I believe this should answer your question:
https://en.wikipedia.org/wiki/Probabilistic_automaton
And, you are on to the right idea - they are almost the same, subsets, supersets and modifications depending on what adjective describes the chain or the automaton. Automata typically take an input as well, but I am sure there have been papers utilizing 'Markov-chains' with inputs.
Think gaussian distribution vs. normal distribution - same ideas different fields. Automata belong to computer science, Markov belongs to probability and statistics.

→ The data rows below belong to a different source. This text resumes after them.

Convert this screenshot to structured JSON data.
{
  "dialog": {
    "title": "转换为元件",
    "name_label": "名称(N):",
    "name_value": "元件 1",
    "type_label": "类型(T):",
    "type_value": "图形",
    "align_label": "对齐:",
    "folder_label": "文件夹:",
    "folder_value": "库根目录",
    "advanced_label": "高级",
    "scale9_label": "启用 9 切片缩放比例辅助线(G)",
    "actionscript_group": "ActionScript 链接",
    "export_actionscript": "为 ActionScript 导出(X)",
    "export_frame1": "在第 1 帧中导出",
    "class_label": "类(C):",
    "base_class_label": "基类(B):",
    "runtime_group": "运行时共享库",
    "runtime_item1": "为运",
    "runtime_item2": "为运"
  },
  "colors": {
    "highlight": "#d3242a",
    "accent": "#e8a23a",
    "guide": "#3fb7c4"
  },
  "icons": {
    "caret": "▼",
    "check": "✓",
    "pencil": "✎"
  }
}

I think most of the answers are not appropriate. A Markov process is generated by a (probablistic) finite state machine, but not every process generated by a probablistic finite state machine is a Markov process. E.g. Hidden Markov Processes are basically the same as processes generated by probabilistic finite state machines, but not every Hidden Markov Process is a Markov Process.
If leaving the inner working details aside, finite state machine is like a plain value, while markov chain is like a random variable (add probability on top of the plain value). So the answer to the original question is no, they are not the same. In the probabilistic sense, Markov chain is an extension of finite state machine.